Top 22 Site Reliability Engineer Interview Questions & Answers 2020

Vinay Agrawal
8 min readOct 20, 2020

Do you know how much you can earn from choosing a career as a Site Reliability Engineer?

It starts from $136,836 per year. Can you believe this?

Site Reliability Engineering is basically creating a bridge between Development and Operations departments. It is a discipline that incorporates aspects of software engineering and applies them to infrastructure and operations problems. The main goals are to create scalable and highly reliable software systems. Read more information about SRE on our article An Insight To Site Reliability Engineering

The job role of a Site Reliability Engineer includes the following responsibilities:

  • Site reliability engineers communicate with other engineers, product owners, and customers and come up with targets and measures. This helps them to ensure system availability. One can easily understand the perfect time to take action once all have agreed upon a system’s uptime and availability.
  • They introduce error budgets in order to measure risk, balance availability and feature development. When there are no unrealistic reliability targets, a team has the flexibility to deliver updates and improvements to a system.
  • SRE believes in reducing toil. That results in automating tasks that require a human operator to work manually.
  • A site reliability engineer should have an in-depth understanding of the systems and their connectivity.
  • Site reliability engineers have the task of discovering the problems early to reduce the cost of failure.

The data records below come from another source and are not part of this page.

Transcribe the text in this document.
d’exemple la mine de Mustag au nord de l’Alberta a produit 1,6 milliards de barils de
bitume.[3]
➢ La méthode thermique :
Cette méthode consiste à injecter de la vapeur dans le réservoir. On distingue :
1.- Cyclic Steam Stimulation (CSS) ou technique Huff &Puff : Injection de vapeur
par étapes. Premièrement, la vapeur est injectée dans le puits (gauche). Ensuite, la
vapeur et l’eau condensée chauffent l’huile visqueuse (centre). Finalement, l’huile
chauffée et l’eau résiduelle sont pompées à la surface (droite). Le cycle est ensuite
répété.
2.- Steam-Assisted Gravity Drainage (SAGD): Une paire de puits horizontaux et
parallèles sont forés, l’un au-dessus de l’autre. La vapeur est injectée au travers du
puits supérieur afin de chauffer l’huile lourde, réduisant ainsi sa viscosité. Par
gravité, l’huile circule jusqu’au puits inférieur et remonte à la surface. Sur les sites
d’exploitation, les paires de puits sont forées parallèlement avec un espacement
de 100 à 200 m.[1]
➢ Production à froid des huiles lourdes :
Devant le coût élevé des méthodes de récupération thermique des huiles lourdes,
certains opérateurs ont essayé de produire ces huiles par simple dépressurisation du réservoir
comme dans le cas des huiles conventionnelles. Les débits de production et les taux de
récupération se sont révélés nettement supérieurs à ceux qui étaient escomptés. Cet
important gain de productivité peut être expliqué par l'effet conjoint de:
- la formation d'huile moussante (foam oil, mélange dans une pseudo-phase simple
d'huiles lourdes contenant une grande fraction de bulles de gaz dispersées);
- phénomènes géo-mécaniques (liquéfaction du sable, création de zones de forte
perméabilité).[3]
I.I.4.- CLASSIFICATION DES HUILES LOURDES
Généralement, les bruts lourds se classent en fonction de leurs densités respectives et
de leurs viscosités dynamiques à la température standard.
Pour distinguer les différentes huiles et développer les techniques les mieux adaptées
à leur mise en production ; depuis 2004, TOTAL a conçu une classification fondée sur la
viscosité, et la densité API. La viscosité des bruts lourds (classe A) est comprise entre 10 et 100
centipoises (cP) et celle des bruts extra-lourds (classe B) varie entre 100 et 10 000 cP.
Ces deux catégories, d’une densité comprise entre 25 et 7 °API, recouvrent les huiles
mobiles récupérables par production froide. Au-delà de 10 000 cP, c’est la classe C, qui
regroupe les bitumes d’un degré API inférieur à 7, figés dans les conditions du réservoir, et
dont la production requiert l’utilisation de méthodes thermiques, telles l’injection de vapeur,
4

Pretty interesting. Isn’t it? Well, the job interview of a Site Reliability Engineer, too, is pretty interesting!

Check out these most commonly asked Site Reliability Engineering interview questions to get an idea about how interesting it actually can be!

1. Tell me the difference between DevOps & SRE

A. Reducing Organizational Silos:

  • SRE treats Ops more like a software engineering problem.
  • DevOps focuses on both Dev and Ops departments to bridge these two worlds.

B. Leveraging Tooling and Automation

  • SRE is focused on embracing consistent technologies and information access across the IT teams.
  • DevOps focuses on automation and the adoption of technology.

C. Measuring Everything

  • DevOps is primarily focused on the process performance and results achieved with the feedback loop to realize continuous improvement.
  • SRE requires measurement of SLOs as the dominant metrics since the framework observes Ops problems as software engineering problems.

2. Why do you think that you will become a Site Reliability Engineer?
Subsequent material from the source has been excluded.